Reputation: 101
My project is, write json to Kafka Topic and read json from kafka topic finally sink a csv. Everything is okey. But some key a nested json. How can i parsed list in json ?
Example Json:
{"a": "test", "b": "1234", "c": "temp", "d": [{"test1": "car", "test2": 345}, {"test3": "animal", "test4": 1}], "e": 50000}
You can see my code bellow.
import pyspark
from pyspark.sql import SparkSession
from pyspark.sql.types import *
import pyspark.sql.functions as func
spark = SparkSession.builder\
.config('spark.jars.packages', 'org.apache.spark:spark-sql-kafka-0-10_2.11:2.3.0') \
ordersSchema = StructType() \
.add("a", StringType()) \
.add("b", StringType()) \
.add("c", StringType()) \
.add("d", StringType())\
.add("e", StringType())
df = spark \
.readStream \
.format("kafka") \
.option("kafka.bootstrap.servers", "localhost:9092") \
.option("subscribe", "test") \
df_query = df \
.selectExpr("cast(value as string)") \
df_s = df_query \
.writeStream \
.format("console") \
.outputMode("append") \
.trigger(processingTime = "1 seconds")\
aa = df_query \
.writeStream \
.trigger(processingTime = "5 seconds")\
.option("path", "/var/kafka_stream_test_out/")\
.option("checkpointLocation", "/var/kafka_stream_test_out/chk") \
Thank you!
Upvotes: 0
Views: 612
Reputation: 2178
Schema for column "d" is wrong.
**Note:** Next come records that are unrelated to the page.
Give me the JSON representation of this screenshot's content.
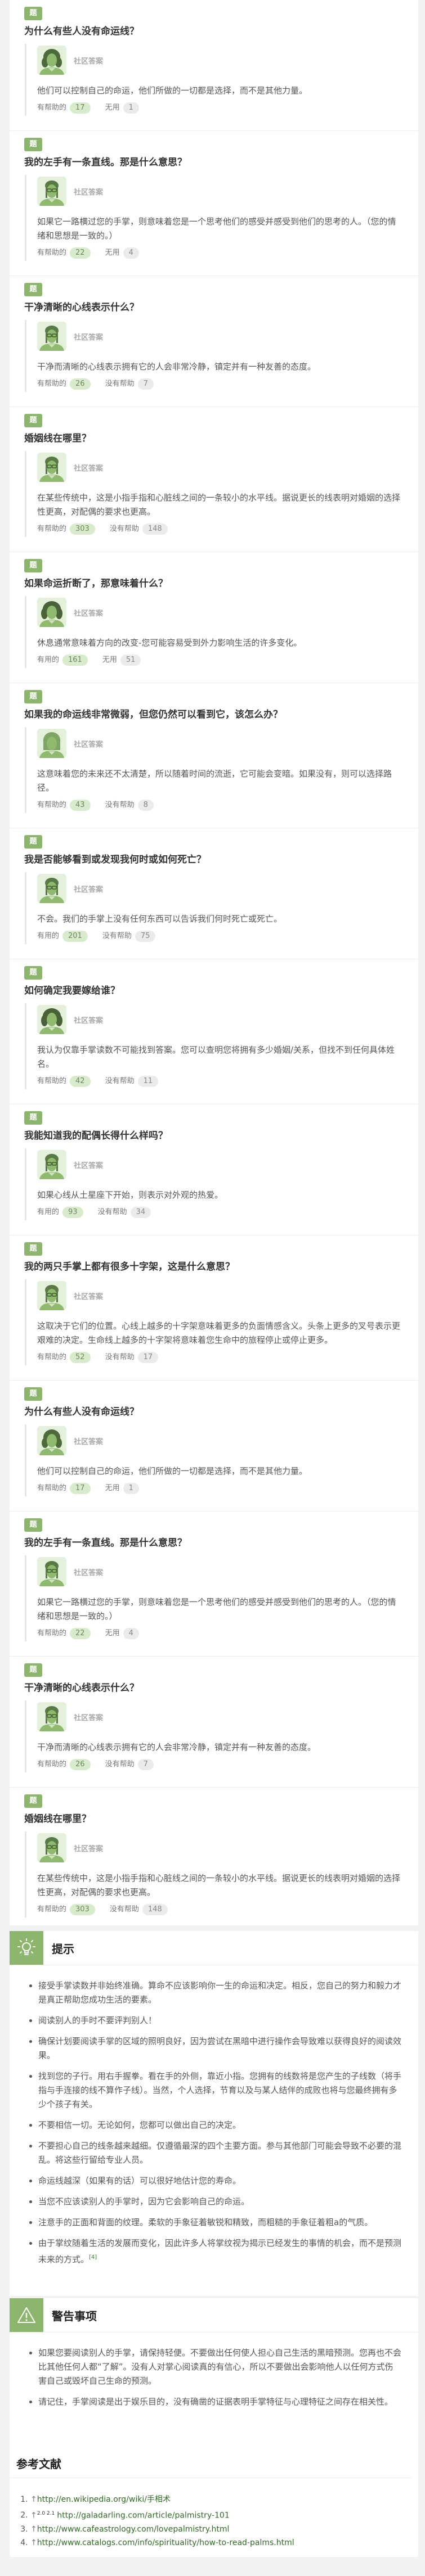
{
  "qa": {
    "badge_label": "题",
    "author_label": "社区答案",
    "items": [
      {
        "title": "为什么有些人没有命运线？",
        "answer": "他们可以控制自己的命运，他们所做的一切都是选择，而不是其他力量。",
        "helpful_label": "有帮助的",
        "helpful_count": "17",
        "unhelpful_label": "无用",
        "unhelpful_count": "1",
        "avatar": "curly-dark"
      },
      {
        "title": "我的左手有一条直线。那是什么意思？",
        "answer": "如果它一路横过您的手掌，则意味着您是一个思考他们的感受并感受到他们的思考的人。（您的情绪和思想是一致的。）",
        "helpful_label": "有帮助的",
        "helpful_count": "22",
        "unhelpful_label": "无用",
        "unhelpful_count": "4",
        "avatar": "glasses"
      },
      {
        "title": "干净清晰的心线表示什么？",
        "answer": "干净而清晰的心线表示拥有它的人会非常冷静，镇定并有一种友善的态度。",
        "helpful_label": "有帮助的",
        "helpful_count": "26",
        "unhelpful_label": "没有帮助",
        "unhelpful_count": "7",
        "avatar": "glasses"
      },
      {
        "title": "婚姻线在哪里？",
        "answer": "在某些传统中，这是小指手指和心脏线之间的一条较小的水平线。据说更长的线表明对婚姻的选择性更高，对配偶的要求也更高。",
        "helpful_label": "有帮助的",
        "helpful_count": "303",
        "unhelpful_label": "没有帮助",
        "unhelpful_count": "148",
        "avatar": "glasses"
      },
      {
        "title": "如果命运折断了，那意味着什么？",
        "answer": "休息通常意味着方向的改变-您可能容易受到外力影响生活的许多变化。",
        "helpful_label": "有用的",
        "helpful_count": "161",
        "unhelpful_label": "无用",
        "unhelpful_count": "51",
        "avatar": "curly"
      },
      {
        "title": "如果我的命运线非常微弱，但您仍然可以看到它，该怎么办？",
        "answer": "这意味着您的未来还不太清楚，所以随着时间的流逝，它可能会变暗。如果没有，则可以选择路径。",
        "helpful_label": "有帮助的",
        "helpful_count": "43",
        "unhelpful_label": "没有帮助",
        "unhelpful_count": "8",
        "avatar": "long-hair"
      },
      {
        "title": "我是否能够看到或发现我何时或如何死亡？",
        "answer": "不会。我们的手掌上没有任何东西可以告诉我们何时死亡或死亡。",
        "helpful_label": "有用的",
        "helpful_count": "201",
        "unhelpful_label": "没有帮助",
        "unhelpful_count": "75",
        "avatar": "glasses"
      },
      {
        "title": "如何确定我要嫁给谁？",
        "answer": "我认为仅靠手掌读数不可能找到答案。您可以查明您将拥有多少婚姻/关系，但找不到任何具体姓名。",
        "helpful_label": "有帮助的",
        "helpful_count": "42",
        "unhelpful_label": "没有帮助",
        "unhelpful_count": "11",
        "avatar": "curly"
      },
      {
        "title": "我能知道我的配偶长得什么样吗？",
        "answer": "如果心线从土星座下开始，则表示对外观的热爱。",
        "helpful_label": "有用的",
        "helpful_count": "93",
        "unhelpful_label": "没有帮助",
        "unhelpful_count": "34",
        "avatar": "glasses"
      },
      {
        "title": "我的两只手掌上都有很多十字架，这是什么意思？",
        "answer": "这取决于它们的位置。心线上越多的十字架意味着更多的负面情感含义。头条上更多的叉号表示更艰难的决定。生命线上越多的十字架将意味着您生命中的旅程停止或停止更多。",
        "helpful_label": "有帮助的",
        "helpful_count": "52",
        "unhelpful_label": "没有帮助",
        "unhelpful_count": "17",
        "avatar": "glasses"
      },
      {
        "title": "为什么有些人没有命运线？",
        "answer": "他们可以控制自己的命运，他们所做的一切都是选择，而不是其他力量。",
        "helpful_label": "有帮助的",
        "helpful_count": "17",
        "unhelpful_label": "无用",
        "unhelpful_count": "1",
        "avatar": "curly-dark"
      },
      {
        "title": "我的左手有一条直线。那是什么意思？",
        "answer": "如果它一路横过您的手掌，则意味着您是一个思考他们的感受并感受到他们的思考的人。（您的情绪和思想是一致的。）",
        "helpful_label": "有帮助的",
        "helpful_count": "22",
        "unhelpful_label": "无用",
        "unhelpful_count": "4",
        "avatar": "glasses"
      },
      {
        "title": "干净清晰的心线表示什么？",
        "answer": "干净而清晰的心线表示拥有它的人会非常冷静，镇定并有一种友善的态度。",
        "helpful_label": "有帮助的",
        "helpful_count": "26",
        "unhelpful_label": "没有帮助",
        "unhelpful_count": "7",
        "avatar": "glasses"
      },
      {
        "title": "婚姻线在哪里？",
        "answer": "在某些传统中，这是小指手指和心脏线之间的一条较小的水平线。据说更长的线表明对婚姻的选择性更高，对配偶的要求也更高。",
        "helpful_label": "有帮助的",
        "helpful_count": "303",
        "unhelpful_label": "没有帮助",
        "unhelpful_count": "148",
        "avatar": "glasses"
      }
    ]
  },
  "tips": {
    "title": "提示",
    "icon": "lightbulb-icon",
    "items": [
      "接受手掌读数并非始终准确。算命不应该影响你一生的命运和决定。相反，您自己的努力和毅力才是真正帮助您成功生活的要素。",
      "阅读别人的手时不要评判别人！",
      "确保计划要阅读手掌的区域的照明良好，因为尝试在黑暗中进行操作会导致难以获得良好的阅读效果。",
      "找到您的子行。用右手握拳。看在手的外侧，靠近小指。您拥有的线数将是您产生的子线数（将手指与手连接的线不算作子线）。当然，个人选择，节育以及与某人结伴的成败也将与您最终拥有多少个孩子有关。",
      "不要相信一切。无论如何，您都可以做出自己的决定。",
      "不要担心自己的线条越来越细。仅遵循最深的四个主要方面。参与其他部门可能会导致不必要的混乱。将这些行留给专业人员。",
      "命运线越深（如果有的话）可以很好地估计您的寿命。",
      "当您不应该读别人的手掌时，因为它会影响自己的命运。",
      "注意手的正面和背面的纹理。柔软的手象征着敏锐和精致，而粗糙的手象征着粗a的气质。",
      "由于掌纹随着生活的发展而变化，因此许多人将掌纹视为揭示已经发生的事情的机会，而不是预测未来的方式。"
    ],
    "last_citation": "[4]"
  },
  "warnings": {
    "title": "警告事项",
    "icon": "warning-icon",
    "items": [
      "如果您要阅读别人的手掌，请保持轻便。不要做出任何使人担心自己生活的黑暗预测。您再也不会比其他任何人都“了解”。没有人对掌心阅读真的有信心，所以不要做出会影响他人以任何方式伤害自己或毁坏自己生命的预测。",
      "请记住，手掌阅读是出于娱乐目的，没有确凿的证据表明手掌特征与心理特征之间存在相关性。"
    ]
  },
  "references": {
    "title": "参考文献",
    "arrow": "↑",
    "items": [
      {
        "sup": "",
        "url": "http://en.wikipedia.org/wiki/手相术"
      },
      {
        "sup": "2.0 2.1",
        "url": "http://galadarling.com/article/palmistry-101"
      },
      {
        "sup": "",
        "url": "http://www.cafeastrology.com/lovepalmistry.html"
      },
      {
        "sup": "",
        "url": "http://www.catalogs.com/info/spirituality/how-to-read-palms.html"
      }
    ]
  },
  "colors": {
    "accent": "#8cb56d",
    "link": "#2f6b23",
    "background": "#f2f2f2"
  }
}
It needs to be an ArrayType. Please see the equivalent Scala code, you can convert it to Python.
val schema = new StructType().add("a",StringType)
.add("d",ArrayType(new StructType().add("test1",StringType).add("test2",StringType)))
The json has different column names on each row of "d". I am assuming that is a typo and the fields are "test1" and "test2"
Upvotes: 1